Friday, May 10, 2013

Former PTA Official Jailed After Failure to Repay Funds in New York

FROM http://www.nytimes.com


Still owing more than $17,000 to the Parent-Teacher Association she stole from for two years, Providence Hogan, a former PTA treasurer at Public School 29 in Cobble Hill, Brooklyn, was taken back into custody on Wednesday after she failed to make scheduled payments.

Ms. Hogan pleaded guilty in 2011 to embezzling $82,000 while she was the treasurer of the PTA, which serves one of Brooklyn’s most sought-after elementary schools. She used the money to help shore up her failing Boerum Hill spa business in Brooklyn, cover her rent and pay for fertility treatments. As part of a plea agreement, she returned $50,000 in 2011 and has since paid back more in installments, but is still short about $17,700, according to the Brooklyn district attorney’s office.

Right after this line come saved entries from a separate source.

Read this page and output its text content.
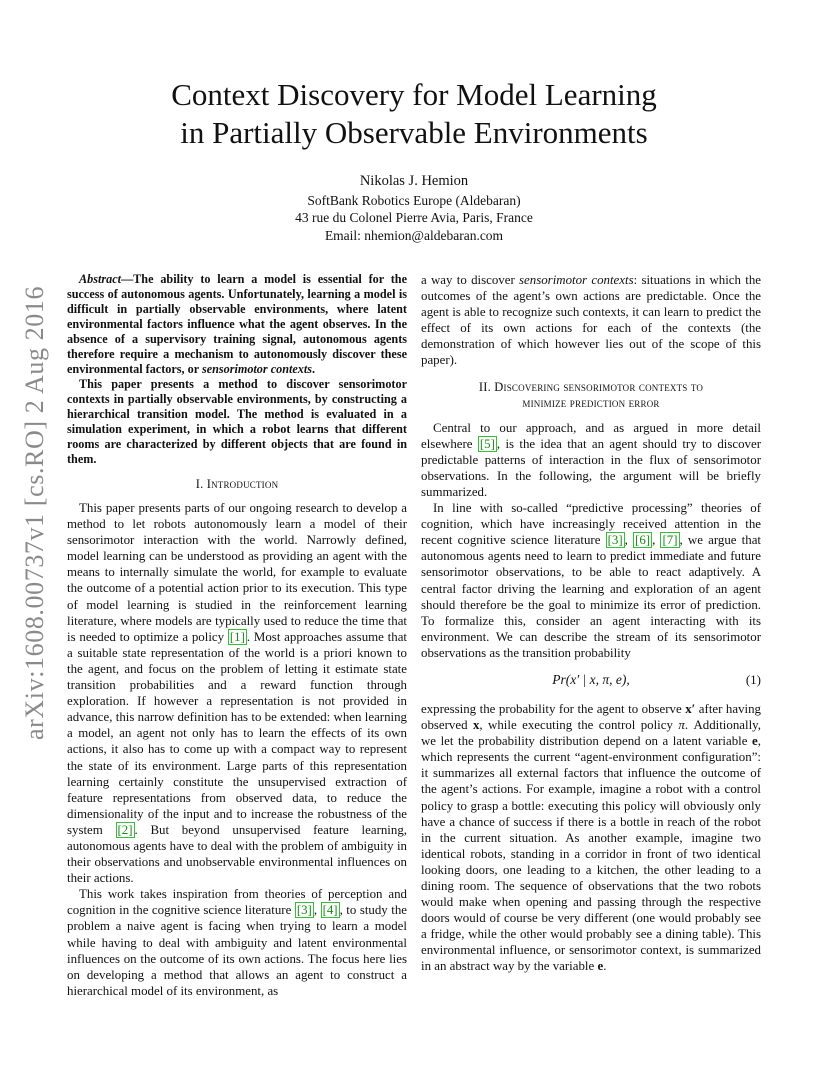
arXiv:1608.00737v1 [cs.RO] 2 Aug 2016
Context Discovery for Model Learning
in Partially Observable Environments
Nikolas J. Hemion
SoftBank Robotics Europe (Aldebaran)
43 rue du Colonel Pierre Avia, Paris, France
Email: nhemion@aldebaran.com

Abstract—The ability to learn a model is essential for the success of autonomous agents. Unfortunately, learning a model is difficult in partially observable environments, where latent environmental factors influence what the agent observes. In the absence of a supervisory training signal, autonomous agents therefore require a mechanism to autonomously discover these environmental factors, or sensorimotor contexts.

This paper presents a method to discover sensorimotor contexts in partially observable environments, by constructing a hierarchical transition model. The method is evaluated in a simulation experiment, in which a robot learns that different rooms are characterized by different objects that are found in them.

I. Introduction

This paper presents parts of our ongoing research to develop a method to let robots autonomously learn a model of their sensorimotor interaction with the world. Narrowly defined, model learning can be understood as providing an agent with the means to internally simulate the world, for example to evaluate the outcome of a potential action prior to its execution. This type of model learning is studied in the reinforcement learning literature, where models are typically used to reduce the time that is needed to optimize a policy [1] . Most approaches assume that a suitable state representation of the world is a priori known to the agent, and focus on the problem of letting it estimate state transition probabilities and a reward function through exploration. If however a representation is not provided in advance, this narrow definition has to be extended: when learning a model, an agent not only has to learn the effects of its own actions, it also has to come up with a compact way to represent the state of its environment. Large parts of this representation learning certainly constitute the unsupervised extraction of feature representations from observed data, to reduce the dimensionality of the input and to increase the robustness of the system [2] . But beyond unsupervised feature learning, autonomous agents have to deal with the problem of ambiguity in their observations and unobservable environmental influences on their actions.

This work takes inspiration from theories of perception and cognition in the cognitive science literature [3] , [4] , to study the problem a naive agent is facing when trying to learn a model while having to deal with ambiguity and latent environmental influences on the outcome of its own actions. The focus here lies on developing a method that allows an agent to construct a hierarchical model of its environment, as

a way to discover sensorimotor contexts: situations in which the outcomes of the agent’s own actions are predictable. Once the agent is able to recognize such contexts, it can learn to predict the effect of its own actions for each of the contexts (the demonstration of which however lies out of the scope of this paper).

II. Discovering sensorimotor contexts to
minimize prediction error

Central to our approach, and as argued in more detail elsewhere [5] , is the idea that an agent should try to discover predictable patterns of interaction in the flux of sensorimotor observations. In the following, the argument will be briefly summarized.

In line with so-called “predictive processing” theories of cognition, which have increasingly received attention in the recent cognitive science literature [3] , [6] , [7] , we argue that autonomous agents need to learn to predict immediate and future sensorimotor observations, to be able to react adaptively. A central factor driving the learning and exploration of an agent should therefore be the goal to minimize its error of prediction. To formalize this, consider an agent interacting with its environment. We can describe the stream of its sensorimotor observations as the transition probability

Pr(x′ | x, π, e),	(1)

expressing the probability for the agent to observe x′ after having observed x, while executing the control policy π. Additionally, we let the probability distribution depend on a latent variable e, which represents the current “agent-environment configuration”: it summarizes all external factors that influence the outcome of the agent’s actions. For example, imagine a robot with a control policy to grasp a bottle: executing this policy will obviously only have a chance of success if there is a bottle in reach of the robot in the current situation. As another example, imagine two identical robots, standing in a corridor in front of two identical looking doors, one leading to a kitchen, the other leading to a dining room. The sequence of observations that the two robots would make when opening and passing through the respective doors would of course be very different (one would probably see a fridge, while the other would probably see a dining table). This environmental influence, or sensorimotor context, is summarized in an abstract way by the variable e.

“The judge felt that she would come up with the money if she was in jail,” Ms. Hogan’s lawyer, Stephen Flamhaft, said.

He said Ms. Hogan would be released next week. Ms. Hogan could still face the full sentence of two to six years if she does not make the full reimbursement by January 2014. Even if she does, she will be on probation for five years.

It is the latest episode in a story that has left scars on both Ms. Hogan and the P.S. 29 community.

Ms. Hogan filed for bankruptcy in January, the same month she closed her business, Providence Day Spa, blaming the bad economy. The PTA has asked the bankruptcy court not to eliminate her remaining debt to the group. Maura Sheehy, one of the presidents of the PTA, said the remaining $17,000 could be used for a variety of purposes, like professional development for teachers, arts enrichment or simply softening the impact of more than $1 million in budget cuts the school has faced over the past five years.

The $17,000 is roughly equivalent to the salary of an assistant kindergarten teacher, she said. The PTA collected about $200,000 in donations last year, according to tax records.

Mr. Flamhaft, referring to the other P.S. 29 parents as “parasites,” said he believed they had “no compassion.”

“They’re taking advantage of a downtrodden woman,” he added, “who’s battered and sullied by many things that went on in her life.”

Since pleading guilty, Ms. Hogan, whose daughter was in fourth grade at P.S. 29 at the time of her arrest, has been divorced and has suffered from what Mr. Flamhaft called “severe illnesses, womanly illnesses” that left her “on her deathbed.”

Told of Mr. Flamhaft’s comments, Ms. Sheehy said, “I think people hold a wide range of feelings about the situation, including an enormous amount of sympathy for Ms. Hogan’s tragic situation.”

In a blog post on her spa’s Web site, Ms. Hogan wrote: “Some transitions were not so wonderful. Illness, loss and complicated times.”